Miguel Prenz appartient à une nouvelle génération de journalistes-écrivains qui incarne la tradition de la Cronica en Amérique latine. Il écrit dans les plus grandes revues du continent. La Guerre des dinosaures est son premier livre traduit en France.
Quand, à partir 1990, le président libéral, Carlos Menem, décide de privatiser à tout-va, il commence par l'entreprise pétrolière (qui assurait pourtant un rente importante à l'Etat) et en particulier par Hidronor à El Chocon en Patagonie.
« Camarades, la nuit approche », avaient dit les délégués syndicaux, mais les employés d'Hidronor ne les prirent pas au sérieux, « parce que ce sont tous des fouteurs de merde comme tous les trotskystes ».
Et la nuit leur tomba dessus.
Entre 1990 et 1992, près de 30 000 travailleurs se sont retrouvés sans boulot. Le chômage touchait presque tout le monde, on parlait de 80%, voir 90%, en fait tout le monde travaillait avec ou pour Hidronor. Ils furent nombreux à partir tenter leur chance ailleurs car, pour couronner le tout, le projet d'implantation d'une usine d'engrais, qui aurait généré des emplois, venait d'être annulé. Ceux qui restèrent survécurent comme ils purent. El Chocon était destiné à devenir une ville fantôme.

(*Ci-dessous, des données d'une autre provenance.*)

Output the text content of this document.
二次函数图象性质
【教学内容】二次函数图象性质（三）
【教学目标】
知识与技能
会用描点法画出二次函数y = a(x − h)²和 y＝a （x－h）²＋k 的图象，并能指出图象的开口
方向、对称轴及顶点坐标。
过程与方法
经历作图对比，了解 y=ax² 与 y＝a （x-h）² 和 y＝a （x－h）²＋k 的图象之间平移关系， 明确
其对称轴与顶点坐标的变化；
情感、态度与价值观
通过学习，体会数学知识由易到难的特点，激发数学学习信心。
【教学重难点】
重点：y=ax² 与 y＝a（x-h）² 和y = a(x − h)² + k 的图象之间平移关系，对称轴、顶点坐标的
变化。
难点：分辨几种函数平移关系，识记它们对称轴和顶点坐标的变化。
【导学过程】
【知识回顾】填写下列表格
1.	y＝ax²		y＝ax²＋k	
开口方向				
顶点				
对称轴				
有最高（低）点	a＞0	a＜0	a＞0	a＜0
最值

C'est alors que Ruben Carolini qui passait son temps dans le désert à s'entraîner au tir, à chasser des oiseaux, à prendre des photos, trouva un os d'une taille peu ordinaire.

Il tira de sa bibliothèque un livre consacré aux dinosaures -sujet qui l'intéressait déjà avant- et lut une information qui ne manqua pas de la surprendre : le tibia du Tyrannosaurus rex, le carnivore le plus grand du monde alors, mesurait 82 centimètres tandis que celui qu'il avait trouvé faisait 1,10 mètre.

Cette découverte et celle d'autres ossements importants redonna, grâce au tourisme, une activité à la ville : un musée s'est créé qui reçoit plus de 80 000 visiteurs par an. Mais la guerre commençait pour Ruben Carolini, car il lui fallut affronter les spécialistes et les paléontologues jaloux de sa trouvaille, puis les communes avoisinantes qui voulaient elles aussi profiter de la manne qui leur tombait un peu du ciel. Tout ce qu'écrit Miguel Prenz est vérifiable, car il s'est rendu sur place et a observé les luttes de pouvoir entre maires, directeurs de musées et paléontologues, capables de tout pour récupérer les dinosaures. Autant de personnages qui tissent une toile de fond des plus inquiétantes : celle de l'ambition des hommes. Ajoutons aussi la visite du plus haut comique des créationnistes de tout poil qui expliquent que ces dinosaures vieux de 75 millions d'années n'ont pas plus de 6000 ans : c'est la Bible qui le dit :
Les écrits de Darwin, sans aller chercher plus loin, rejettent Dieu du début à la fin. De plus, il était franc-maçon et la franc-maçonnerie est une secte satanique. Nous voyons la science d'un bon œil, mais uniquement lorsqu'elle s'adapte à la Bible, et non l'inverse.